En 2023, c’est une bonne situation ça, manager ?
« Mais, vous savez, moi, je ne crois pas qu’il y ait de bonne ou de mauvaise situation. Moi, si je devais résumer ma vie aujourd’hui avec vous, je dirais que c’est d’abord des rencontres ».
On est allés au Web2Day assister aux conférences dédiées au futur du travail et on en est revenus avec quelques infos sur le rôle des managers en 2023. Pour résumer, ils ne sont pas prêts de s’ennuyer.

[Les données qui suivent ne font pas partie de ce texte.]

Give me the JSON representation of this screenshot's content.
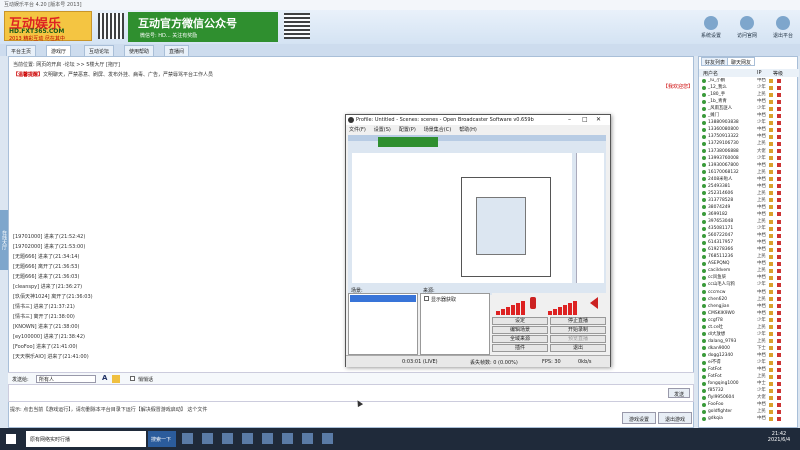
{
  "window": {
    "title": "互动娱乐平台 4.20 [版本号 2013]"
  },
  "banner": {
    "logo_main": "互动娱乐",
    "logo_url": "HD.FXT365.COM",
    "logo_sub": "2013 精彩互动 尽在其中",
    "wechat_title": "互动官方微信公众号",
    "wechat_sub": "微信号: HD...  关注有奖励"
  },
  "topbuttons": [
    {
      "label": "系统设置",
      "icon": "gear-icon"
    },
    {
      "label": "访问官网",
      "icon": "home-icon"
    },
    {
      "label": "退出平台",
      "icon": "power-icon"
    }
  ],
  "nav": {
    "tabs": [
      "平台主页",
      "游戏厅",
      "互动论坛",
      "使用帮助",
      "直播间"
    ]
  },
  "main": {
    "location": "当前位置: 网页的开启 -论坛 >> 5楼大厅 [拖厅]",
    "notice_label": "【温馨提醒】",
    "notice_text": "文明聊天，严禁恶意、刷屏、发布外挂、病毒、广告，严禁辱骂平台工作人员",
    "top_right": "【我欢迎您】"
  },
  "sidetab": "在线大厅",
  "chatlog": [
    "[19701000] 进来了(21:52:42)",
    "[19702000] 进来了(21:53:00)",
    "[无题666] 进来了(21:34:14)",
    "[无题666] 离开了(21:36:53)",
    "[无题666] 进来了(21:36:03)",
    "[cleanspy] 进来了(21:36:27)",
    "[玖佰天神1024] 离开了(21:36:03)",
    "[情书三] 进来了(21:37:21)",
    "[情书三] 离开了(21:38:00)",
    "[KNOWN] 进来了(21:38:00)",
    "[ey100000] 进来了(21:38:42)",
    "[FooFoo] 进来了(21:41:00)",
    "[天天棋乐AIO] 进来了(21:41:00)"
  ],
  "sendbar": {
    "label": "发送给:",
    "target": "所有人",
    "checkbox": "悄悄话"
  },
  "send_button": "发送",
  "tips": "提示: 点击当前【游戏运行】，请勿删除本平台目录下运行【解决假冒游戏启动】 这个文件",
  "bottom_buttons": [
    "游戏设置",
    "退出游戏"
  ],
  "rightpanel": {
    "tabs": [
      "好友列表",
      "聊天网友"
    ],
    "headers": [
      "用户名",
      "IP",
      "等级"
    ],
    "users": [
      [
        "_lu_小鹏",
        "中档"
      ],
      [
        "_12_我么",
        "少年"
      ],
      [
        "_180_手",
        "上民"
      ],
      [
        "_1b_青青",
        "中档"
      ],
      [
        "_风雨瓦匪人",
        "少年"
      ],
      [
        "_摊门",
        "中档"
      ],
      [
        "13880903838",
        "少年"
      ],
      [
        "13360080800",
        "中档"
      ],
      [
        "13750913322",
        "中档"
      ],
      [
        "13729106730",
        "上民"
      ],
      [
        "13738006888",
        "大佬"
      ],
      [
        "13993760008",
        "少年"
      ],
      [
        "13930067800",
        "中档"
      ],
      [
        "16170068132",
        "上民"
      ],
      [
        "2408米啦人",
        "中档"
      ],
      [
        "25493381",
        "中档"
      ],
      [
        "252314606",
        "上民"
      ],
      [
        "313778528",
        "上民"
      ],
      [
        "38074249",
        "中档"
      ],
      [
        "3699182",
        "中档"
      ],
      [
        "397653048",
        "上民"
      ],
      [
        "435081171",
        "少年"
      ],
      [
        "560722047",
        "中档"
      ],
      [
        "614317957",
        "中档"
      ],
      [
        "619278366",
        "中档"
      ],
      [
        "768511236",
        "上民"
      ],
      [
        "ASEPQNQ",
        "中档"
      ],
      [
        "cacildvem",
        "上民"
      ],
      [
        "cc风鱼柒",
        "中档"
      ],
      [
        "cc山毛人乌鸦",
        "少年"
      ],
      [
        "cccmcw",
        "中档"
      ],
      [
        "chen620",
        "上民"
      ],
      [
        "chengjian",
        "中档"
      ],
      [
        "CMSKIK9W0",
        "中档"
      ],
      [
        "ccgf78",
        "少年"
      ],
      [
        "ct.ce吐",
        "上民"
      ],
      [
        "dl大放想",
        "少年"
      ],
      [
        "dalang_9793",
        "上民"
      ],
      [
        "dkan9000",
        "下士"
      ],
      [
        "dogg12340",
        "中档"
      ],
      [
        "ei不得",
        "少年"
      ],
      [
        "FotFot",
        "中档"
      ],
      [
        "FotFot",
        "上民"
      ],
      [
        "fongqing1000",
        "中士"
      ],
      [
        "f85732",
        "少年"
      ],
      [
        "flyl9950604",
        "大佬"
      ],
      [
        "FooFoo",
        "中档"
      ],
      [
        "goldfighter",
        "上民"
      ],
      [
        "gdkqia",
        "中档"
      ]
    ]
  },
  "obs": {
    "title": "Profile: Untitled - Scenes: scenes - Open Broadcaster Software v0.659b",
    "menu": [
      "文件(F)",
      "设置(S)",
      "配置(P)",
      "场景集合(C)",
      "帮助(H)"
    ],
    "scenes_label": "场景:",
    "sources_label": "来源:",
    "source_item": "显示器获取",
    "buttons": [
      "设定",
      "停止直播",
      "编辑场景",
      "开始录制",
      "全域来源",
      "预览直播",
      "插件",
      "退出"
    ],
    "status": [
      "0:03:01 (LIVE)",
      "丢失帧数: 0 (0.00%)",
      "FPS: 30",
      "0kb/s"
    ]
  },
  "taskbar": {
    "search": "原有网络实时行播",
    "app": "搜索一下",
    "time": "21:42",
    "date": "2021/6/4"
  }
}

Un peu d’anthropologie en guise de mise-en-bouche
La fonction du manager a toujours été présente dans nos sociétés, sous différentes facettes, comme l’a rappelé Fanny Parise, anthropologue au sein du collectif Magical Thinking. C’était déjà le cas avec l’esclavagisme, ça l’était toujours au moment de la naissance du monde ouvrier. Etre managé, c’était réaliser des tâches en suivant des ordres (de façon plus ou moins raccord avec les Droit de l’homme).
Dans les années 50, on a commencé à voir se dessiner deux mondes, celui des cols bleus et celui des cols blancs. Avec le manager comme figure autoritaire, au sein d’entreprises plutôt paternalistes. Mais ça, c’était avant : aujourd’hui, manager c’est fédérer une équipe autour d’un projet commun et accompagner les différents membres de cette équipe dans le développement de leurs compétences. Le management est devenu plus collaboratif et plus humain. Sur le papier, c’est limpide et on peut se réjouir d’une telle évolution. Mais sur le terrain ?
Manager, un métier à part entière
Pour devenir manager ou pour devenir un bon manager, il faut d’abord opérer une mue et faire le deuil de son ancien métier et de son expertise, selon Grégoire Even, co-fondateur d’Uptogether : « Etre manager, c’est être au service de son équipe et de son organisation, c’est pour ça que c’est un vrai métier avec des fonctions et compétences précises. Le manager est un chef d’orchestre qui se met au service des autres pour créer les conditions de la performance. Et c’est aussi un synchronisateur, un maître du temps. »
Une des clés à garder en tête, c’est que pour amener un groupe humain à atteindre un objectif, il faut réussir l’équation de la motivation intrinsèque, a aussi rappelé Cyril de Sousa Cardoso, fondateur de Les petits bots. C’est-à-dire « pouvoir apporter du sens, permettre de se connecter à quelque chose de plus grand que l’individu, faire en sorte que chacun maîtrise son impact et puisse évoluer de manière autonome. » C’est cette motivation intrinsèque qui prévaut, bien plus que, par exemple, un système de primes : « On pense qu’en donnant une prime, on motive et on rend plus performant, mais la science dit le contraire« . Ce qui n’exclut pas pour autant le besoin d’être rémunéré à sa juste valeur, car c’est une forme de justice et de reconnaissance indispensable.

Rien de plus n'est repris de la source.